By March six pushcarts were bringing in money hand-over-fist and prep work was spilling out of the kitchen onto card tables in his living room. Arch wanted his house back. If he had to build or buy a commercial kitchen, he might as well add a dining hall and open an eatery.
Getting a construction loan was easy. After all, he had good credit and collateral. He wiped out his savings to pay cash for the land so he would have lower monthly payments on the loan. But that was fine. The business had a solid, consistent, positive cash flow for the last four months, and the loan was on a drawing account so he didn't have to make payments, or pay interest, until he used it. It was a bitterly cold, early March with frequent, howling winds and plenty of snow, so Arch assumed construction would have to wait for spring and he would have time to build up a cushion. But when he lined up the contractor, the man wanted to start right away.

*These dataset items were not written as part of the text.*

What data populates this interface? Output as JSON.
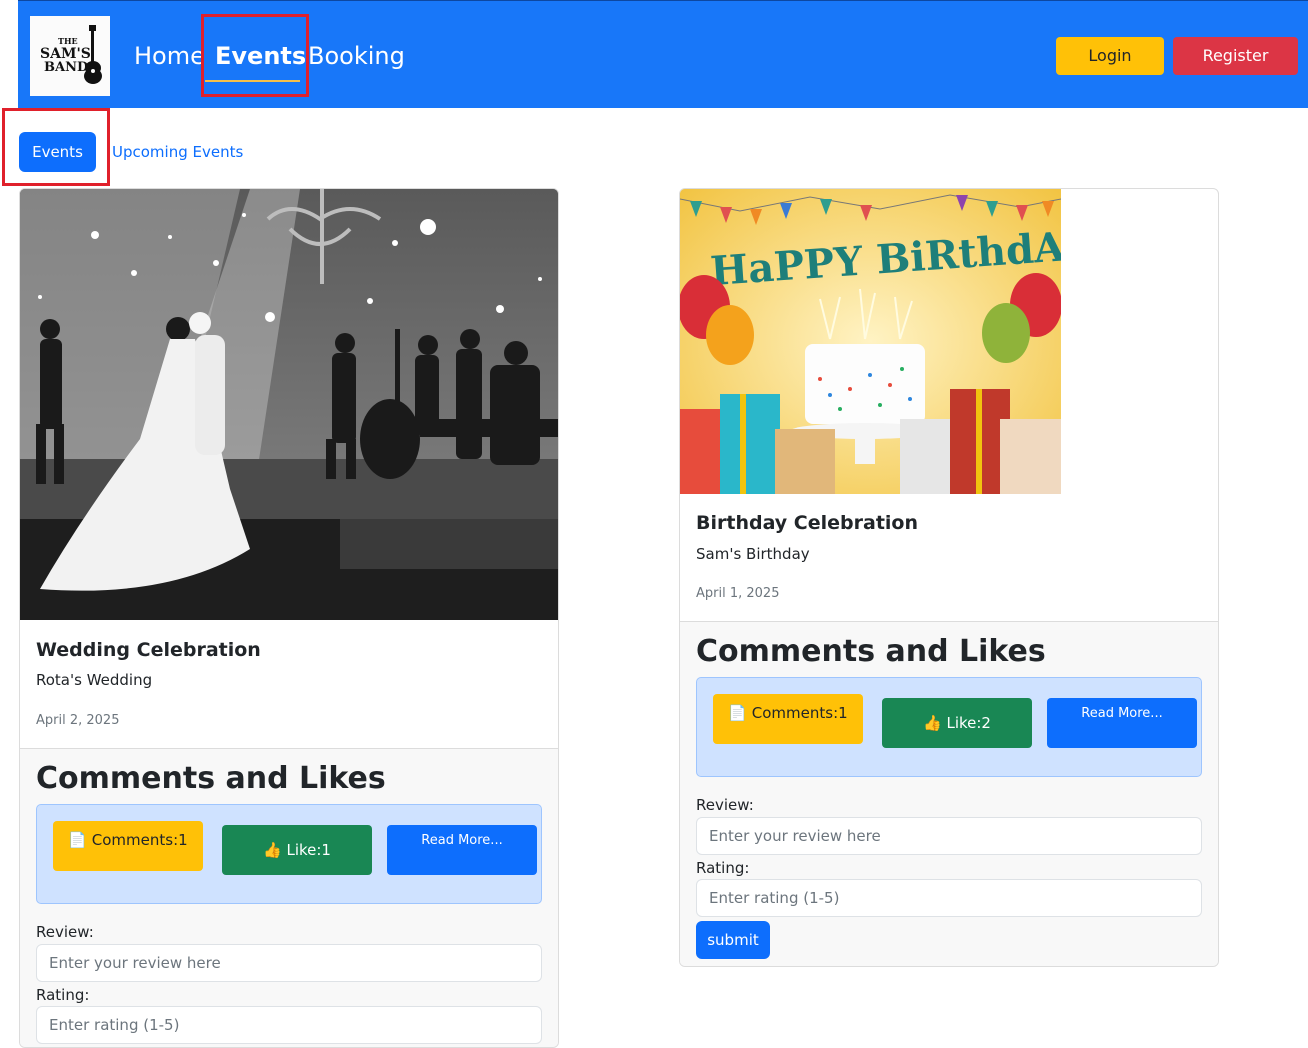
{
  "navbar": {
    "logo": {
      "top": "THE",
      "middle": "SAM'S",
      "bottom": "BAND"
    },
    "links": {
      "home": "Home",
      "events": "Events",
      "booking": "Booking"
    },
    "login": "Login",
    "register": "Register"
  },
  "subnav": {
    "events": "Events",
    "upcoming": "Upcoming Events"
  },
  "icons": {
    "comments": "document-icon",
    "like": "thumbs-up-icon"
  },
  "colors": {
    "primary": "#0d6efd",
    "navbar": "#1877f9",
    "warning": "#ffc107",
    "danger": "#dc3545",
    "success": "#198754"
  },
  "cards": [
    {
      "image_text": "",
      "title": "Wedding Celebration",
      "subtitle": "Rota's Wedding",
      "date": "April 2, 2025",
      "footer_heading": "Comments and Likes",
      "comments_label": "Comments:1",
      "like_label": "Like:1",
      "read_more": "Read More...",
      "review_label": "Review:",
      "review_placeholder": "Enter your review here",
      "rating_label": "Rating:",
      "rating_placeholder": "Enter rating (1-5)"
    },
    {
      "image_text": "HaPPY BiRthdAY!",
      "title": "Birthday Celebration",
      "subtitle": "Sam's Birthday",
      "date": "April 1, 2025",
      "footer_heading": "Comments and Likes",
      "comments_label": "Comments:1",
      "like_label": "Like:2",
      "read_more": "Read More...",
      "review_label": "Review:",
      "review_placeholder": "Enter your review here",
      "rating_label": "Rating:",
      "rating_placeholder": "Enter rating (1-5)",
      "submit": "submit"
    }
  ]
}
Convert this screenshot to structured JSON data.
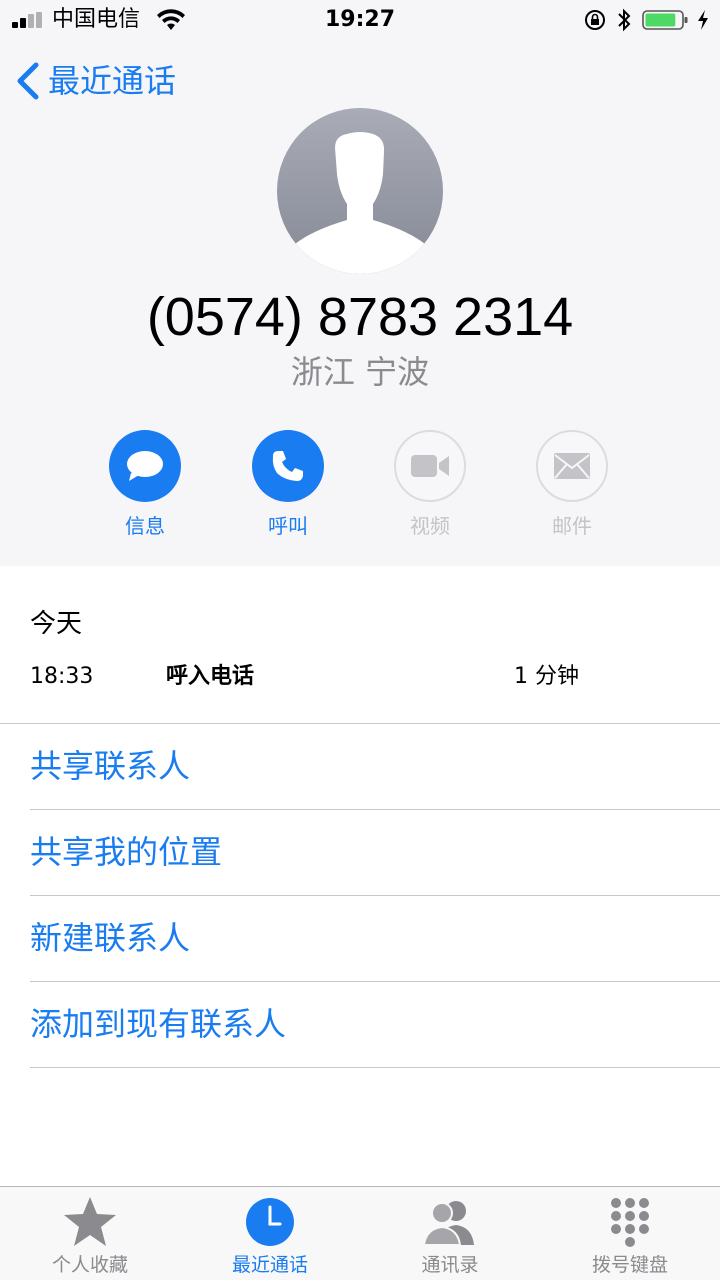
{
  "status_bar": {
    "carrier": "中国电信",
    "time": "19:27"
  },
  "header": {
    "back_label": "最近通话",
    "phone_number": "(0574) 8783 2314",
    "location": "浙江 宁波"
  },
  "actions": [
    {
      "label": "信息",
      "icon": "message-icon",
      "enabled": true
    },
    {
      "label": "呼叫",
      "icon": "phone-icon",
      "enabled": true
    },
    {
      "label": "视频",
      "icon": "video-icon",
      "enabled": false
    },
    {
      "label": "邮件",
      "icon": "mail-icon",
      "enabled": false
    }
  ],
  "recent_calls": {
    "date": "今天",
    "entries": [
      {
        "time": "18:33",
        "type": "呼入电话",
        "duration": "1 分钟"
      }
    ]
  },
  "options": [
    {
      "label": "共享联系人"
    },
    {
      "label": "共享我的位置"
    },
    {
      "label": "新建联系人"
    },
    {
      "label": "添加到现有联系人"
    }
  ],
  "tab_bar": {
    "active_index": 1,
    "tabs": [
      {
        "label": "个人收藏",
        "icon": "star-icon"
      },
      {
        "label": "最近通话",
        "icon": "clock-icon"
      },
      {
        "label": "通讯录",
        "icon": "contacts-icon"
      },
      {
        "label": "拨号键盘",
        "icon": "keypad-icon"
      }
    ]
  },
  "colors": {
    "accent": "#1a7cf1",
    "header_bg": "#f6f6f8",
    "disabled": "#c4c4c8",
    "battery": "#4cd964"
  },
  "battery_level": 0.85
}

"Herr Pennock, I have big work, sorry, many, no much work, come spring. I have sm—little work now. The men, they need to pay bills in winter, too. You buy big tent. We build you kitchen under it. I have natural gas burner so the tent stays warm and is not smoky and you use the tent for your dining garden come spring. In fall, we build you dining hall for winter. Okay?"

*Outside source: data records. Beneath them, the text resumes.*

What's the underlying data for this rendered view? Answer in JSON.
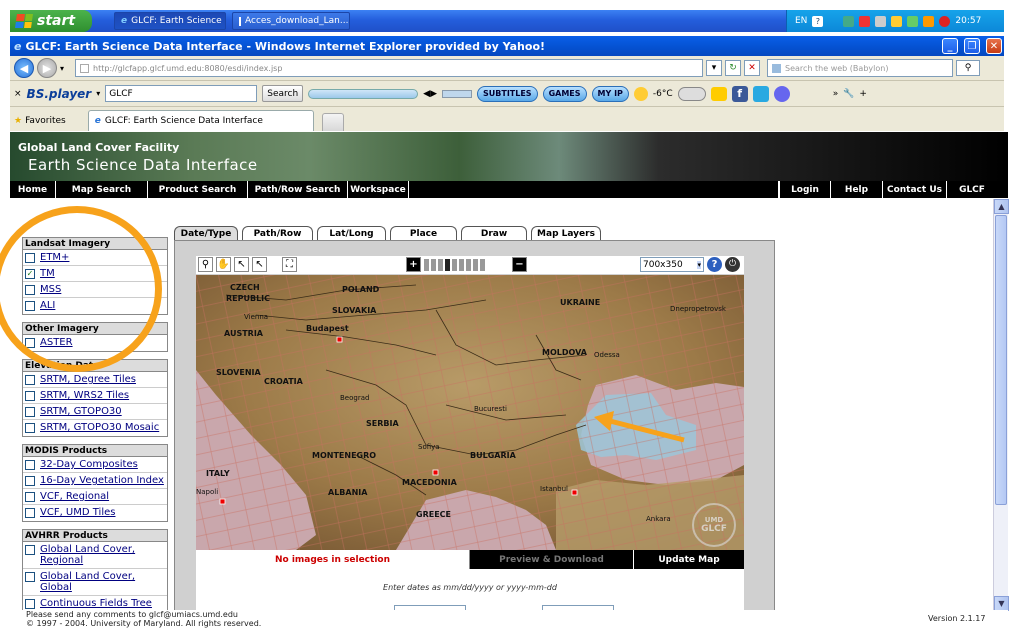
{
  "taskbar": {
    "start_label": "start",
    "tasks": [
      "GLCF: Earth Science ...",
      "Acces_download_Lan..."
    ],
    "tray_lang": "EN",
    "tray_time": "20:57"
  },
  "window": {
    "title": "GLCF: Earth Science Data Interface - Windows Internet Explorer provided by Yahoo!"
  },
  "address": {
    "url": "http://glcfapp.glcf.umd.edu:8080/esdi/index.jsp",
    "search_placeholder": "Search the web (Babylon)"
  },
  "toolbar": {
    "bsplayer": "BS.player",
    "input_value": "GLCF",
    "search_label": "Search",
    "subtitles": "SUBTITLES",
    "games": "GAMES",
    "myip": "MY IP",
    "temperature": "-6°C"
  },
  "favorites": {
    "label": "Favorites",
    "tab_title": "GLCF: Earth Science Data Interface"
  },
  "banner": {
    "line1": "Global Land Cover Facility",
    "line2": "Earth Science Data Interface"
  },
  "sitenav": {
    "left": [
      "Home",
      "Map Search",
      "Product Search",
      "Path/Row Search",
      "Workspace"
    ],
    "right": [
      "Login",
      "Help",
      "Contact Us",
      "GLCF"
    ]
  },
  "groups": [
    {
      "title": "Landsat Imagery",
      "items": [
        {
          "label": "ETM+",
          "checked": false
        },
        {
          "label": "TM",
          "checked": true
        },
        {
          "label": "MSS",
          "checked": false
        },
        {
          "label": "ALI",
          "checked": false
        }
      ]
    },
    {
      "title": "Other Imagery",
      "items": [
        {
          "label": "ASTER",
          "checked": false
        }
      ]
    },
    {
      "title": "Elevation Data",
      "items": [
        {
          "label": "SRTM, Degree Tiles",
          "checked": false
        },
        {
          "label": "SRTM, WRS2 Tiles",
          "checked": false
        },
        {
          "label": "SRTM, GTOPO30",
          "checked": false
        },
        {
          "label": "SRTM, GTOPO30 Mosaic",
          "checked": false
        }
      ]
    },
    {
      "title": "MODIS Products",
      "items": [
        {
          "label": "32-Day Composites",
          "checked": false
        },
        {
          "label": "16-Day Vegetation Index",
          "checked": false
        },
        {
          "label": "VCF, Regional",
          "checked": false
        },
        {
          "label": "VCF, UMD Tiles",
          "checked": false
        }
      ]
    },
    {
      "title": "AVHRR Products",
      "items": [
        {
          "label": "Global Land Cover, Regional",
          "checked": false
        },
        {
          "label": "Global Land Cover, Global",
          "checked": false
        },
        {
          "label": "Continuous Fields Tree",
          "checked": false
        }
      ]
    }
  ],
  "tabs": [
    "Date/Type",
    "Path/Row",
    "Lat/Long",
    "Place",
    "Draw",
    "Map Layers"
  ],
  "map": {
    "size_select": "700x350",
    "labels": [
      {
        "text": "CZECH",
        "cls": ""
      },
      {
        "text": "REPUBLIC",
        "cls": ""
      },
      {
        "text": "POLAND",
        "cls": ""
      },
      {
        "text": "UKRAINE",
        "cls": ""
      },
      {
        "text": "Vienna",
        "cls": "sm"
      },
      {
        "text": "SLOVAKIA",
        "cls": ""
      },
      {
        "text": "Dnepropetrovsk",
        "cls": "sm"
      },
      {
        "text": "AUSTRIA",
        "cls": ""
      },
      {
        "text": "Budapest",
        "cls": ""
      },
      {
        "text": "MOLDOVA",
        "cls": ""
      },
      {
        "text": "Odessa",
        "cls": "sm"
      },
      {
        "text": "SLOVENIA",
        "cls": ""
      },
      {
        "text": "CROATIA",
        "cls": ""
      },
      {
        "text": "Beograd",
        "cls": "sm"
      },
      {
        "text": "Bucuresti",
        "cls": "sm"
      },
      {
        "text": "SERBIA",
        "cls": ""
      },
      {
        "text": "Sofiya",
        "cls": "sm"
      },
      {
        "text": "MONTENEGRO",
        "cls": ""
      },
      {
        "text": "BULGARIA",
        "cls": ""
      },
      {
        "text": "ITALY",
        "cls": ""
      },
      {
        "text": "MACEDONIA",
        "cls": ""
      },
      {
        "text": "Napoli",
        "cls": "sm"
      },
      {
        "text": "ALBANIA",
        "cls": ""
      },
      {
        "text": "Istanbul",
        "cls": "sm"
      },
      {
        "text": "GREECE",
        "cls": ""
      },
      {
        "text": "Ankara",
        "cls": "sm"
      }
    ],
    "logo_top": "UMD",
    "logo_bottom": "GLCF"
  },
  "status": {
    "message": "No images in selection",
    "preview": "Preview & Download",
    "update": "Update Map"
  },
  "form": {
    "hint": "Enter dates as mm/dd/yyyy or yyyy-mm-dd"
  },
  "footer": {
    "line1": "Please send any comments to glcf@umiacs.umd.edu",
    "line2": "© 1997 - 2004. University of Maryland. All rights reserved.",
    "version": "Version 2.1.17"
  },
  "colors": {
    "annotation": "#f7a21b",
    "status_red": "#cc0000"
  }
}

The contractor built a bonfire several nights in a row to thaw the ground enough to dig the foundation in the daylight. When the trenching was done they pitched the house-sized tent and started building. Arch had his kitchen and living room back by the end of April. The contractor rented the tent from Arch for the rest of the spring.Still, everything seemed to cost more than he planned on. Arch put the cars up for collateral on an increase in the drawing account, to get things wrapped up by June first. With great fanfare, and a rush of success, they opened the Dumplings Garden.

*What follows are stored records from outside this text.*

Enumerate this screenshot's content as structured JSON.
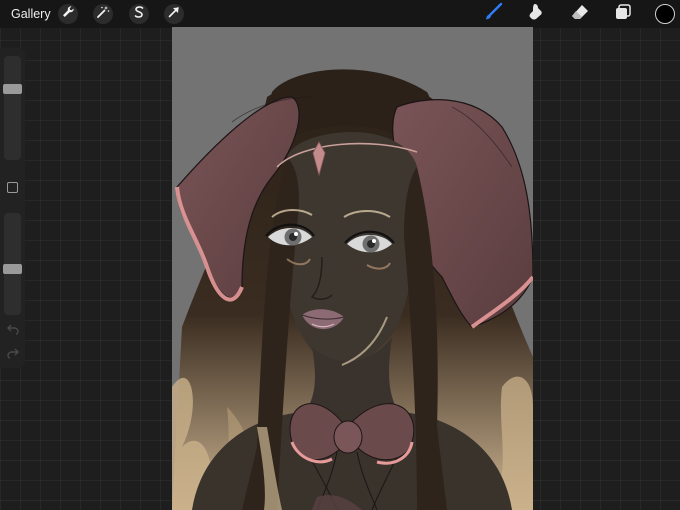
{
  "toolbar": {
    "gallery_label": "Gallery",
    "left_tools": [
      {
        "name": "actions",
        "icon": "wrench-icon"
      },
      {
        "name": "adjustments",
        "icon": "magic-wand-icon"
      },
      {
        "name": "selection",
        "icon": "selection-s-icon"
      },
      {
        "name": "transform",
        "icon": "arrow-cursor-icon"
      }
    ],
    "right_tools": [
      {
        "name": "brush",
        "icon": "brush-icon",
        "active": true
      },
      {
        "name": "smudge",
        "icon": "smudge-icon",
        "active": false
      },
      {
        "name": "eraser",
        "icon": "eraser-icon",
        "active": false
      },
      {
        "name": "layers",
        "icon": "layers-icon",
        "active": false
      }
    ],
    "current_color": "#000000"
  },
  "sidebar": {
    "size_slider_level": 0.7,
    "opacity_slider_level": 0.45,
    "modify_button_icon": "square-icon",
    "undo_icon": "undo-icon",
    "redo_icon": "redo-icon"
  },
  "canvas": {
    "background_color": "#737374",
    "artwork": "digital-painting-portrait",
    "colors": {
      "skin": "#3e3730",
      "hair": "#2b2118",
      "bow": "#6b4a4c",
      "bow_highlight": "#e79a9a",
      "hair_highlight": "#d7c5a6"
    }
  },
  "accent_color": "#2f7df6"
}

The pushcarts were all the advertising Arch figured he needed for the grand opening. Each cart had a colorful sign over the Nagyany Nokedlik/Granny's Dumplings, logo detailing the great dumpling cook off. People were invited to come and taste and then vote on which country had the best dumplings. Of course, the Hungarian dumplings which were the pushcart's trademark were on the top of the list. They were followed by Southern Chicken and Dumplings, Yankee Chicken and Dumplings, German Chicken and Dumplings, three kinds of Italian Dumplings (Arch called them ravioli in private) in white sauce, red sauce and a garlic butter white wine sauce, Vietnamese/Chinese dumplings and apple dumplings for desert. A cavalryman read the sign and objected so Arch happily added Scottish Dumplings to the list. When he agreed to add a kosher dumplings dish he couldn't pronounce, he never dreamed of the trouble it would cause.
"No, Herr Pennock, we will cook it at the synagogue in an inspected kitchen. We can warm it here before we serve it."